Some more nattering about GM-free roleplaying

My incoherent thoughts evoked two comments, one by Cary (don’t know him from Adam, but the Internet is funny that way) who suggested Universalis, and one by Shiffer who suggested I look at Polaris. Now, I haven’t read either, but judging from what I’ve read about them, neither sounds like what I’m looking for.

Universalis seems to involve competative manipulation of the setting, through the currency of coins – spend coins to create new components of the setting, or to control components others create. I worry that this put the players too much in the GM author/director position, and less in the player/actor/immersive point of view. Furthermore, the competitive aspect worries me – it reeks of Shmulik’s play style.
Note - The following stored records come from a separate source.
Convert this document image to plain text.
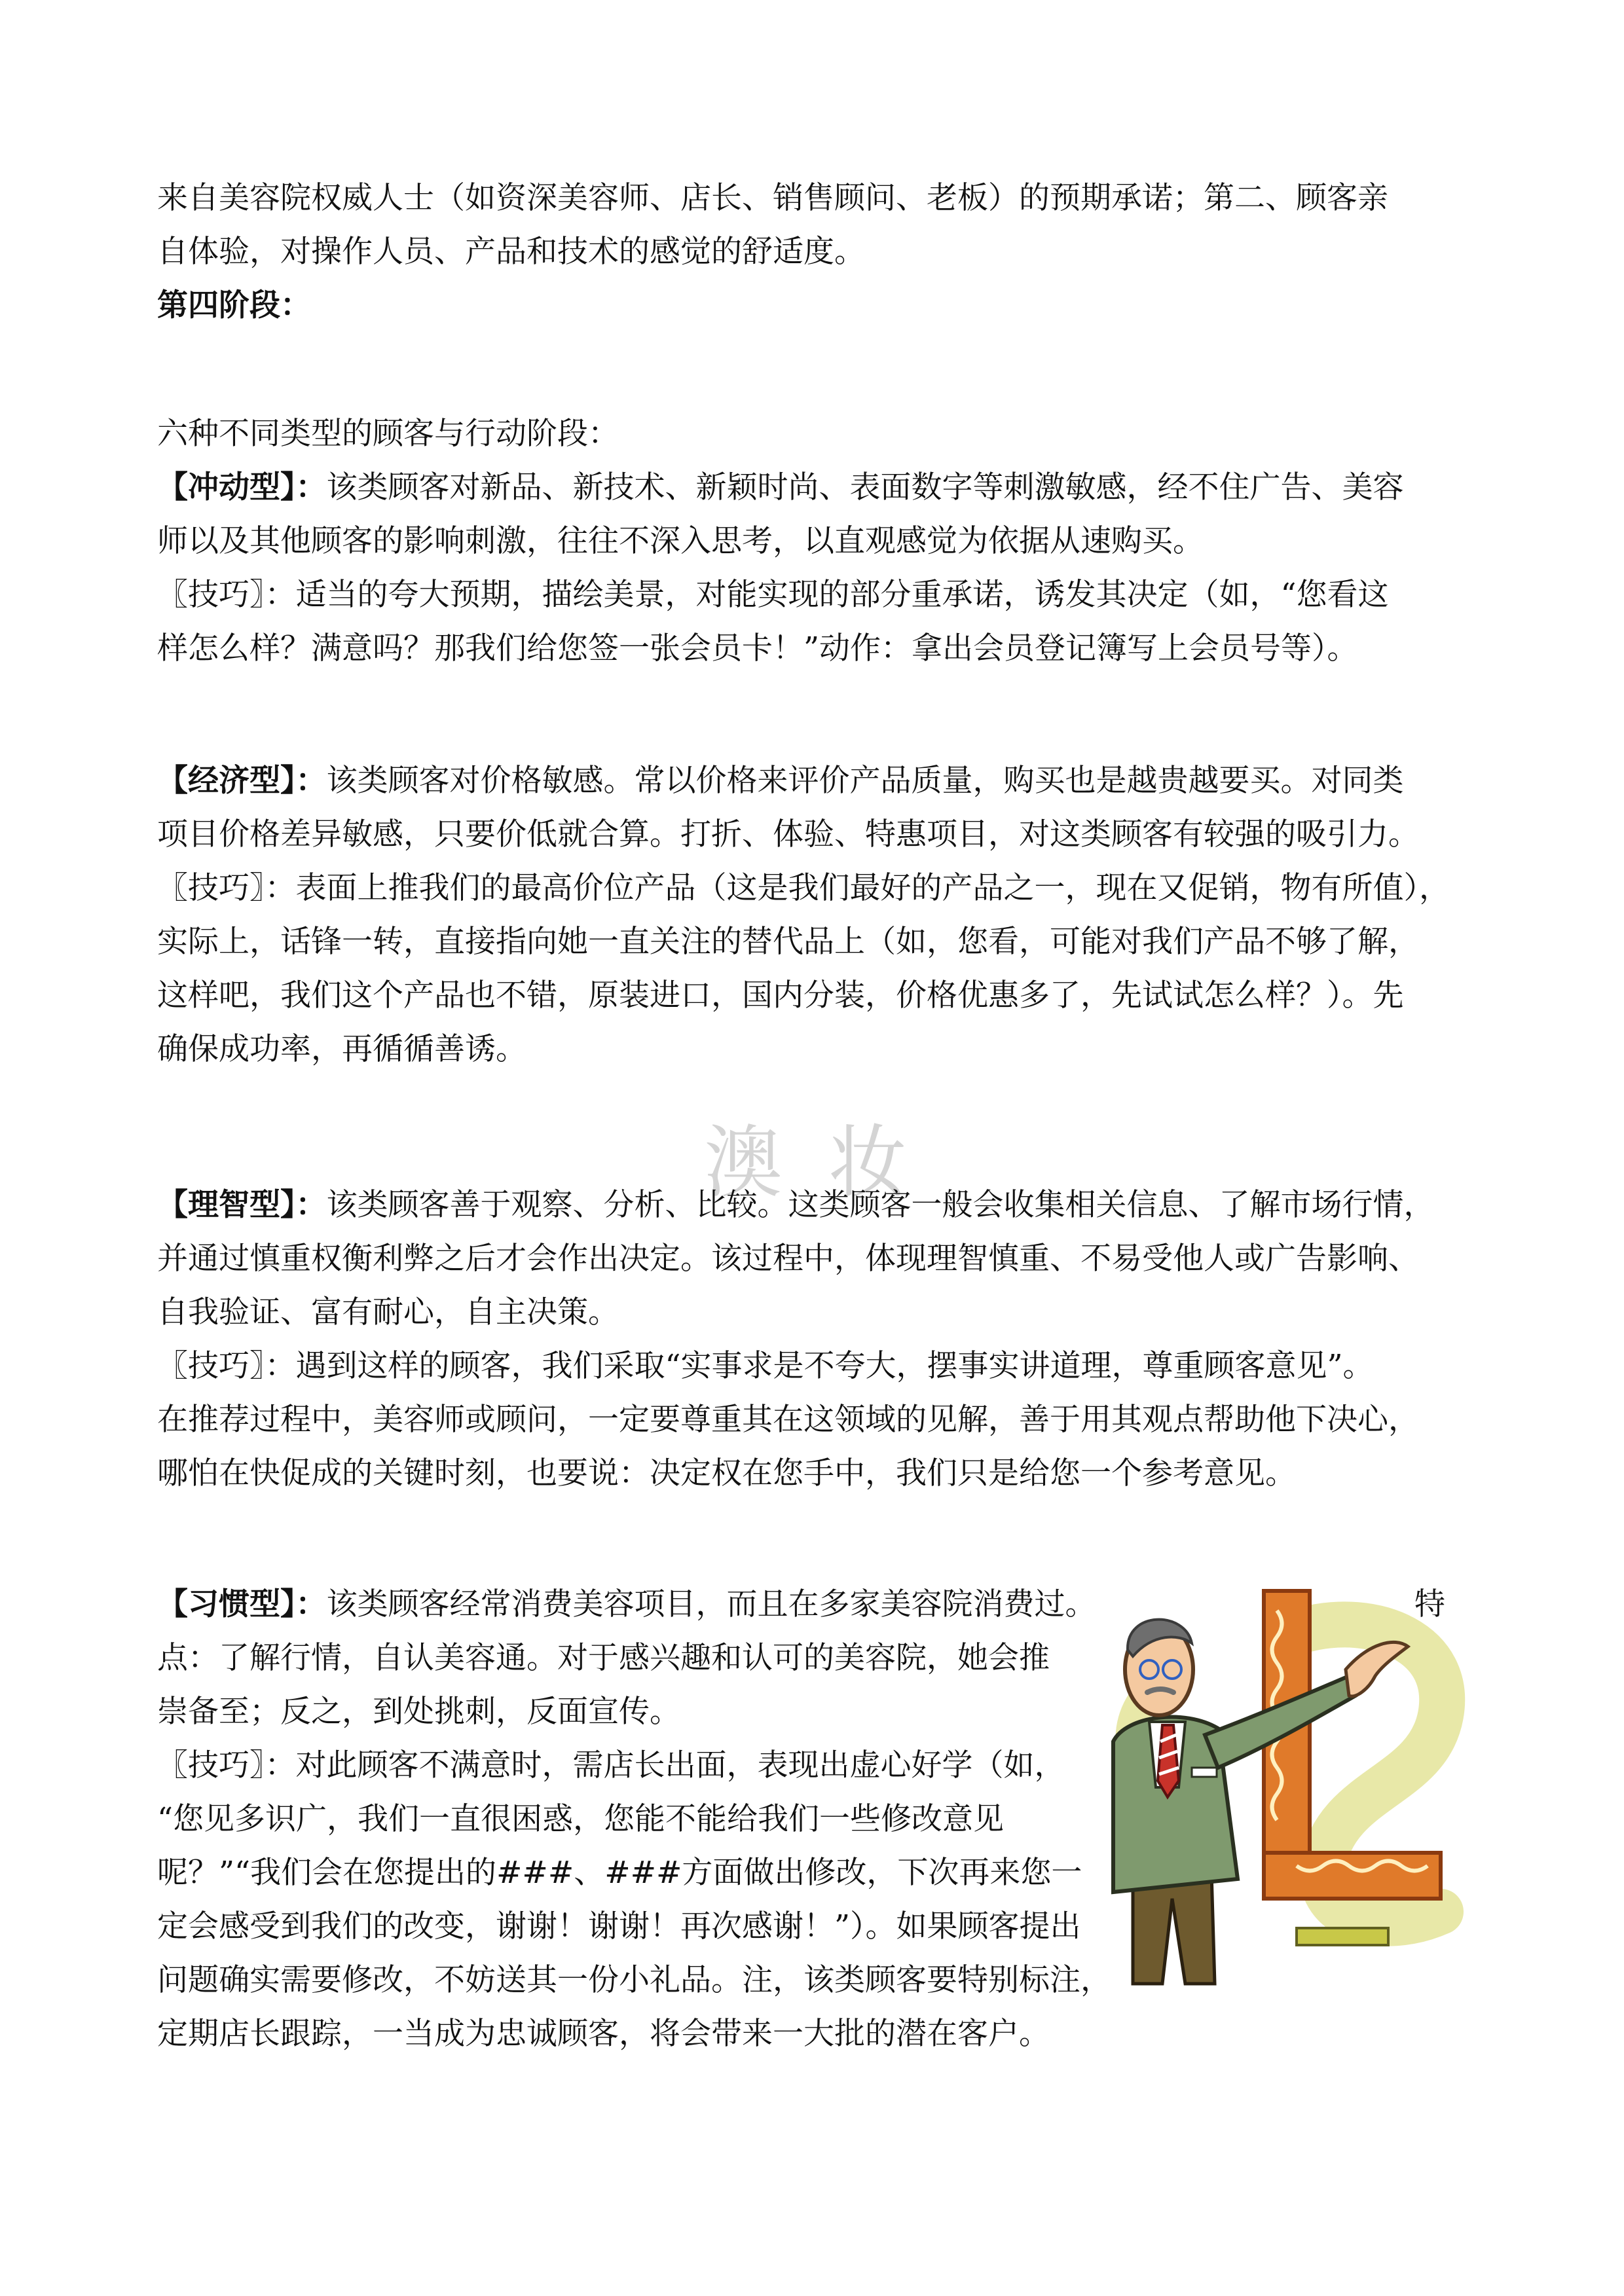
来自美容院权威人士（如资深美容师、店长、销售顾问、老板）的预期承诺；第二、顾客亲

自体验，对操作人员、产品和技术的感觉的舒适度。

第四阶段：

六种不同类型的顾客与行动阶段：

【冲动型】：该类顾客对新品、新技术、新颖时尚、表面数字等刺激敏感，经不住广告、美容

师以及其他顾客的影响刺激，往往不深入思考，以直观感觉为依据从速购买。

〖技巧〗：适当的夸大预期，描绘美景，对能实现的部分重承诺，诱发其决定（如，“您看这

样怎么样？满意吗？那我们给您签一张会员卡！”动作：拿出会员登记簿写上会员号等）。

【经济型】：该类顾客对价格敏感。常以价格来评价产品质量，购买也是越贵越要买。对同类

项目价格差异敏感，只要价低就合算。打折、体验、特惠项目，对这类顾客有较强的吸引力。

〖技巧〗：表面上推我们的最高价位产品（这是我们最好的产品之一，现在又促销，物有所值），

实际上，话锋一转，直接指向她一直关注的替代品上（如，您看，可能对我们产品不够了解，

这样吧，我们这个产品也不错，原装进口，国内分装，价格优惠多了，先试试怎么样？）。先

确保成功率，再循循善诱。

澳妆

【理智型】：该类顾客善于观察、分析、比较。这类顾客一般会收集相关信息、了解市场行情，

并通过慎重权衡利弊之后才会作出决定。该过程中，体现理智慎重、不易受他人或广告影响、

自我验证、富有耐心，自主决策。

〖技巧〗：遇到这样的顾客，我们采取“实事求是不夸大，摆事实讲道理，尊重顾客意见”。

在推荐过程中，美容师或顾问，一定要尊重其在这领域的见解，善于用其观点帮助他下决心，

哪怕在快促成的关键时刻，也要说：决定权在您手中，我们只是给您一个参考意见。

【习惯型】：该类顾客经常消费美容项目，而且在多家美容院消费过。	特

点：了解行情，自认美容通。对于感兴趣和认可的美容院，她会推

崇备至；反之，到处挑刺，反面宣传。

〖技巧〗：对此顾客不满意时，需店长出面，表现出虚心好学（如，

“您见多识广，我们一直很困惑，您能不能给我们一些修改意见

呢？”“我们会在您提出的###、###方面做出修改，下次再来您一

定会感受到我们的改变，谢谢！谢谢！再次感谢！”）。如果顾客提出

问题确实需要修改，不妨送其一份小礼品。注，该类顾客要特别标注，

定期店长跟踪，一当成为忠诚顾客，将会带来一大批的潜在客户。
Also, the expenditure of coints seems to involve some book-keeping, reminding me of Ran‘s G_DS game (system designed with Jake), where a lot of book-keeping seemed an irrelevant break in the action (G_DS, a game of supernatural entities playing at being Gods and uplifting worshippers from the ooze, is perhaps one setting that something like Universalis could really fit. Ran was a brilliant GM for this, although our short-lived campaign did involve Shmulik, and I cried like a baby when my character died, soul-sucked into oblivion while fighting a Spider-god from another dimension).

Universalis does appear to have a mechanism I rather like, which involves buying more coins by adding complications to the setting. Although in the competative atmosphere, I suspect this might be another option for abuse.
But yeah, my “vision” of GM-free play is not “make everyone a GM” so that all the players are doing the god-game, but rather let the GM go down into player-land and immerse in character, with the system – and the join creativity of all the players – bringing up complications.

The desire for immersion is probably why I’m not keen on Polaris either – the entire ritual-based system is oriented on creating a distancing effect – which is excellent for the purpose of evoking the remote, long-lost fairy tale or legendary mood of that game’s setting, but isn’t quite what I need for running the sort of games I run to my peeps, or the sort of games I want to play in.

And sneaking into player-land is really what this is about.

Or maybe forget about GM-less play, Tarot cards and XP for plot-complications or whatever unformed ideas I’ve got, and instead focus on the old trick of inserting a character that serves as “the GM’s PC”. I never really liked that technique, really.
Pauline – the plot-device that walks like an underwear model (but with glasses) – might be the closest I got, and that’s not very close at all.

Oh, yeah, there’s also Capes, which is GM-less and also Supes. Worth looking at, perhaps.